No hubo ese mañana por eso no pude cumplir mi promesa. Pero no cumplir es algo ajeno a mi personalidad así que, ahora o nunca, allá va. Hace unos meses vi en la televisión un programa sobre traumas en la infancia. Abandonos, orfandades, castigos. Varias mujeres narraron episodios en los que habían sido abusadas. Empecé a inquietarme. Tanto que iba a pasar de canal cuando una mujer contó yo estaba en el gallinero y uno de nuestros hombres se me echó encima. Me violó sobre la paja, yo todavía no había cumplido los doce. Lo primero que surgió en mí fue una tremenda sensación de asco. Fui al baño y vomité. Después empecé a temblar, me castañeteaban los dientes. Tendré fiebre, pensé. Sabiendo que no, busqué el termómetro. No era fiebre. Llené la bañadera con agua bien caliente y me sumergí. Un gran estado confusional. Jadeos. Gruñidos. Olor a vino, a sudor. Sin imágenes. Una pantalla negra. Brotando sensaciones. Miedo. Asco. Dolor. Metí la cabeza bajo el agua en un desesperado intento de ahogar mis pensamientos. Emergí cuando se me acabó el aire. Más sonidos, más olores. Mugidos, estiércol. La textura de la paja sumando otro sentido. Dónde estaba, por Dios. ¡El establo! Me senté en la bañera.
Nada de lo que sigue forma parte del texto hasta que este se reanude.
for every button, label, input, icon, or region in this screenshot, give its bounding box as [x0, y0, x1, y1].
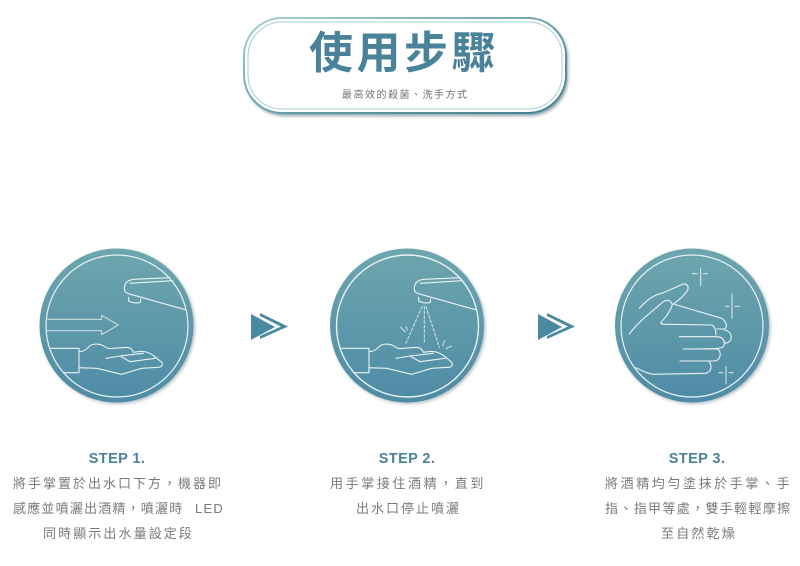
icon: faucet	[414, 278, 475, 310]
title: 使用步驟	[309, 29, 499, 78]
step 1 description	[13, 476, 224, 541]
step 3 heading: STEP 3.	[669, 451, 725, 467]
icon: sparks	[401, 327, 451, 349]
arrow 2	[538, 313, 575, 340]
step 2 description: 出水口停止噴灑	[356, 501, 461, 516]
step 3 description: 指、指甲等處，雙手輕輕摩擦	[605, 501, 792, 516]
icon: hand	[51, 344, 162, 374]
step 1 description: 同時顯示出水量設定段	[43, 526, 194, 541]
arrow 1	[251, 313, 288, 340]
icon: rubbing hands	[629, 284, 731, 374]
step 1 text	[13, 451, 224, 541]
step 3 description	[605, 476, 792, 541]
step 1 description: 將手掌置於出水口下方，機器即	[13, 476, 223, 491]
icon: sparkles	[692, 268, 740, 384]
step 1 heading: STEP 1.	[89, 451, 145, 467]
subtitle: 最高效的殺菌、洗手方式	[342, 90, 468, 101]
step 3 text	[605, 451, 792, 541]
step 3 description: 至自然乾燥	[661, 526, 737, 541]
step 2 description: 用手掌接住酒精，直到	[330, 476, 486, 491]
step 2 heading: STEP 2.	[379, 451, 435, 467]
step 3 circle icon	[615, 248, 770, 404]
step 3 description: 將酒精均勻塗抹於手掌、手	[605, 476, 792, 491]
step 1 description: 感應並噴灑出酒精，噴灑時 LED	[13, 501, 224, 516]
step 2 text	[330, 451, 486, 516]
icon: arrow	[47, 315, 118, 335]
icon: hand	[341, 344, 452, 374]
title panel	[244, 18, 568, 116]
icon: faucet	[124, 278, 185, 310]
step 2 description	[330, 476, 486, 516]
step 1 circle icon	[40, 248, 195, 404]
icon: spray	[406, 307, 439, 347]
step 2 circle icon	[330, 248, 486, 404]
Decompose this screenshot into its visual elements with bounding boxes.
Busqué la toalla. La necesidad de salir. De huir. De huir del agua, de huir del establo. De pronto irrumpió una imagen. Yo, casi una niña, corriendo en la noche, la ropa desgarrada. Corriendo hacia la casa. Entrando en la casa vacía. Corriendo al cuarto de la abuela. Gritando ¡abuela! Las imágenes cesaron tan bruscamente como se habían iniciado. La pantalla de nuevo negra. Mi corazón hecho una bomba. La abuela sabía me dije en voz alta. A la mañana siguiente viajé al campo. Necesitaba hablar con ella.

 

El pitido del agua hirviendo. De pronto recuerdo que escuché el pitido del agua hirviendo. Levanto la tapa de la pava. El nivel del agua apenas bajó. ¿Cómo pude hablar tanto con vos en tan poco tiempo? Busco un saquito de té y lo pongo en una taza. Lleno la taza con agua. Le agrego dos cucharaditas de azúcar. Retiro el saquito y revuelvo. Bebo. Me reconforta el líquido caliente. Dulce y caliente. Retomo. Viajé al campo. Encontré a la abuela en la cama. Dormitaba. Tiene fiebre me informó Ana si vos te quedas con ella vuelvo a casa, ya le di de almorzar, aunque casi no comió. La abuela abrió los ojos. ¿Mi Mantis?  preguntó en un murmullo. Ese mi me obligó a cerrar los ojos. Estaba yendo poco al campo últimamente. Juani sobrecargado. La abuela sola. Sola de mí. La había abandonado. Le agarré las manos. Sí, abuela, soy yo, estoy aquí. Hizo un esbozo de sonrisa y volvió a cerrar los ojos. Me quedé una semana junto a ella. Pero no pude preguntarle nada. Porque ya no estaba en condiciones de dar respuestas.